Türk Milleti bilmelidir ki; bu projeden en büyük heyecan ve mutluluğu Türkiye'yi bölmek ve yıkmak isteyen terör örgütleri ile onlara maddi manevi her türlü desteği veren küresel oyun kurucular duyacaklardır.

 Bunların eliyle ve baro adıyla kurulacak dernekler ve onların üst birlikleri her milli meselede iç ve dış kamuoyunu Türkiye'nin gerçekleri hakkında yanlış bilgilendirecek ve  devlet eliyle kendilerine sıfat kazandırıldığı için etkili olabilecekleri imkana kavuşacaktır.

Nitekim bu projenin, 2013 yılında FETÖ tarafından gündeme getirildiği hepimizin malumudur.

Öte yandan Türkiye Barolar Birliği'ni ve baroları bölmek, baro ve üst birlik adıyla derneğimsi yapılar türetmek, 135.000 avukatımızı, onların eş ve çocuklarını, 20.000 stajyer avukatımızı, Türkiye Barolar Birliği tarafından bir kuruş kamu kaynağı kullanılmadan verilen ve dünyada emsali olmayan sağlık yardımından, meslektaşlarımızın öksüz ve yetimlerinin sahiplenilmesinden, yaşlı ve ihtiyaç sahibi meslektaşlarımızı ek emeklilik ödeneğinden, iş göremez duruma gelen meslektaşlarımızı kimseye muhtaç olmamalarını sağlayan etkili bir sosyal yardım hizmetinden mahrum edecektir.

 Bu mahrumiyet, her siyasi görüşten en az yarım milyon vatandaşımızı dolaylı veya doğrudan mağdur konumuna düşürecektir.

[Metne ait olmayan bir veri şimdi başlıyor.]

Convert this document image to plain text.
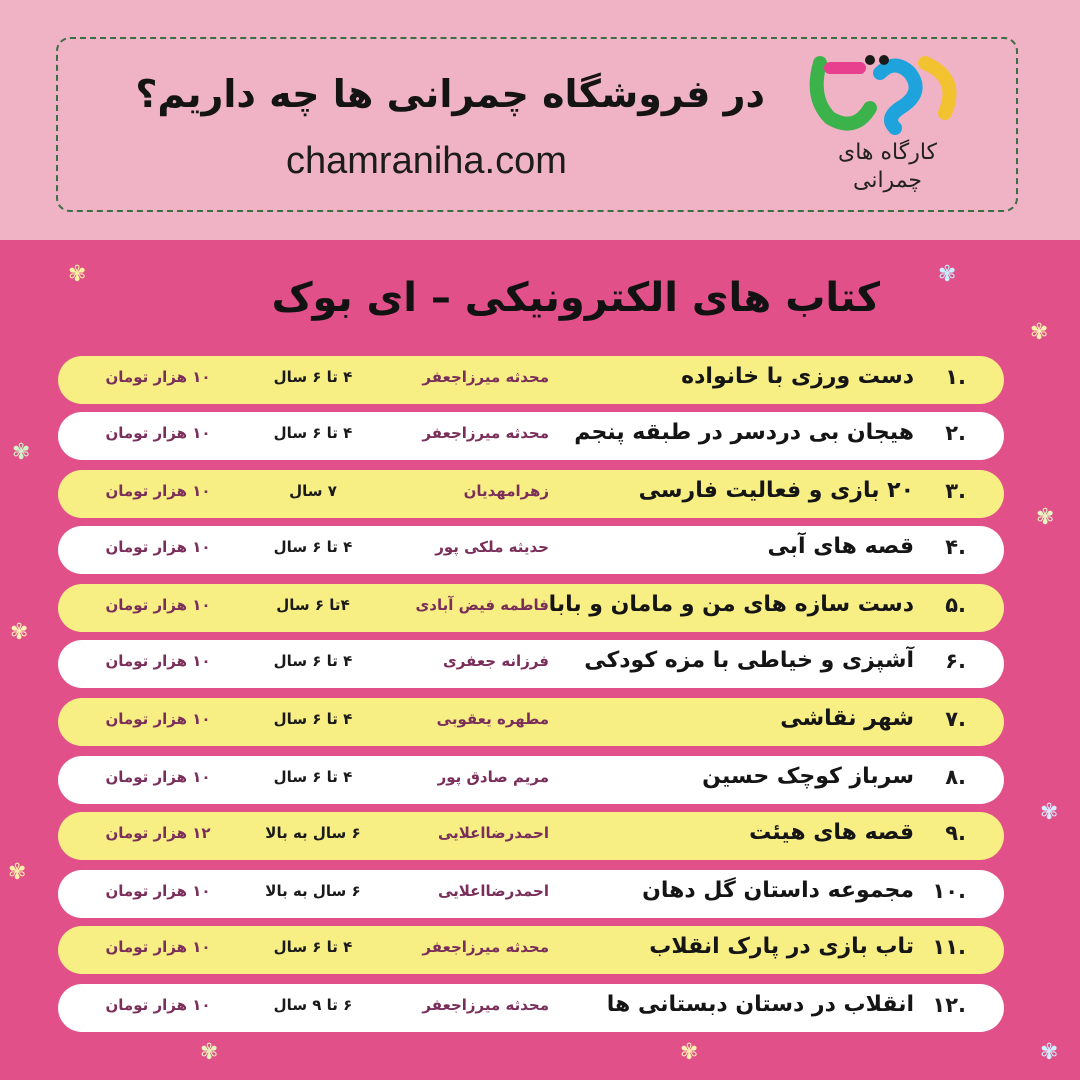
در فروشگاه چمرانی ها چه داریم؟
chamraniha.com	کارگاه های
چمرانی
✾	✾
✾
✾
✾
✾
✾
✾
✾	✾	✾
کتاب های الکترونیکی – ای بوک
.۱
دست ورزی با خانواده
محدثه میرزاجعفر
۴ تا ۶ سال
۱۰ هزار تومان
.۲
هیجان بی دردسر در طبقه پنجم
محدثه میرزاجعفر
۴ تا ۶ سال
۱۰ هزار تومان
.۳
۲۰ بازی و فعالیت فارسی
زهرامهدیان
۷ سال
۱۰ هزار تومان
.۴
قصه های آبی
حدیثه ملکی پور
۴ تا ۶ سال
۱۰ هزار تومان
.۵
دست سازه های من و مامان و بابا
فاطمه فیض آبادی
۴تا ۶ سال
۱۰ هزار تومان
.۶
آشپزی و خیاطی با مزه کودکی
فرزانه جعفری
۴ تا ۶ سال
۱۰ هزار تومان
.۷
شهر نقاشی
مطهره یعقوبی
۴ تا ۶ سال
۱۰ هزار تومان
.۸
سرباز کوچک حسین
مریم صادق پور
۴ تا ۶ سال
۱۰ هزار تومان
.۹
قصه های هیئت
احمدرضااعلایی
۶ سال به بالا
۱۲ هزار تومان
.۱۰
مجموعه داستان گل دهان
احمدرضااعلایی
۶ سال به بالا
۱۰ هزار تومان
.۱۱
تاب بازی در پارک انقلاب
محدثه میرزاجعفر
۴ تا ۶ سال
۱۰ هزار تومان
.۱۲
انقلاب در دستان دبستانی ها
محدثه میرزاجعفر
۶ تا ۹ سال
۱۰ هزار تومان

Çoklu Baro uygulaması ile kuvvetler ayrılığı sistemi içinde yargı erkinin savunma ayağı parçalı ve güçsüz bir konuma düşecektir. Yüzlerce Barodan oluşacak parçalı yapı ile temsil alanında büyük sorunlar yaşanacaktır. Yargı makamlarının ve resmi kurumların hangi Baro ile muhatap olacağına ilişkin kargaşa çıkacaktır.
 

Bu durum mesleğimizi geriye götüreceği gibi yargı erkinin savunma ayağının zayıflatılması ile bütünsel olarak yargı kurumu da zayıflayacaktır. Yargı erkini oluşturan iddia makamı, savunma makamı ve hüküm makamı içinde savunma makamının parçalanması ve güçsüz kılınmasıyla yargısal meşruiyete de gölge düşecektir.

Kurulacak yüzlerce baronun birbirinden üye kapma yarışına girmesi sonucu, her baro kendine göre meslek kuralları oluşturmaya çalışacak, aynı şehirdeki farklı baroların disiplin uygulamaları arasında farklılıklar doğacak, süreç içinde disiplin hükümleri gevşetilecek ve fiilen uygulanamaz hale gelecektir.

 Bu bağlamda; disiplin kurulu kararı ile meslekten uzaklaştırma ya da meslekten çıkarma cezası alan bir avukatın aynı ildeki diğer bir baroya üye olmak istemesi durumunda veya bir disiplin suçundan dolayı Barosu tarafından hakkında kovuşturma yapılan avukatın bu kovuşturmadan kurtulmak için, üye olduğu barodan ayrılarak o ildeki başka bir baroya üyelik başvurusunda bulunması durumunda nasıl bir yol izleneceği noktasında sorun yaşanacaktır.

Doğruluğu teyit edilmeyen bu haberlerin, terör örgütlerini sevindiren ve yargıyı tamamen yok edecek geçmiş projenin halen gündeme getirilmesini defalarca reddetmiş olmamıza rağmen bir takım kesimlerce bu haberlerin ısrarla yürütüldüğünü görüyoruz.

BU KONU İLE TOPLU ŞEKİLDE AÇIKLAMA YAPAN BARO BAŞKAN VE YÖNETİMLERİNİN AYNI HASSASİYETİ MİLLİ VE MANEVİ DEĞERLERİMİZ ALEYHİNE AÇIKLAMA YAPAN BARO BAŞKAN VE YÖNETİM KURULLARINA KARŞIDA GÖSTERMELERİNİ BEKLERDİK.

ÜLKEMİZİN İÇERİSİNDE BULUNDUĞU SÜREÇ VE BU SÜREÇTEN EN FAZLA ETKİLENEN KESİMİN MESLEKTAŞLARIMIZIN OLMASI DİKKATE ALINDIĞINDA BU SÜREÇTE BU TARTIŞMALARIN YAPILMAMASI GEREKTİĞİNİ, HER BARONUN EŞİT OLDUĞU, EŞİT TEMSİL EDİLMESİ GEREKTİĞİ İÇİNDE DELEGE YAPISI VE NİSPİ TEMSİL SİSTEMİNİN AYRINTILI TARTIŞILMASI VE BÖYLECE ORTAK AKIL OLUŞTURULMASI GEREKTİĞİNİ DÜŞÜNEREK ÇOKLU BARO, ALTERNATİF BARO VE BAROLARA ÜYE OLMA ZORUNLULUĞUNUN KALDIRILMASI KONULARININ BİR DAHA GÜNDEME GELMEMEK ÜZERE KALDIRILMASINI BİR KEZ DAHA HATIRLATIYOR KAMUOYUNA SAYGI İLE SUNUYORUM” dedi.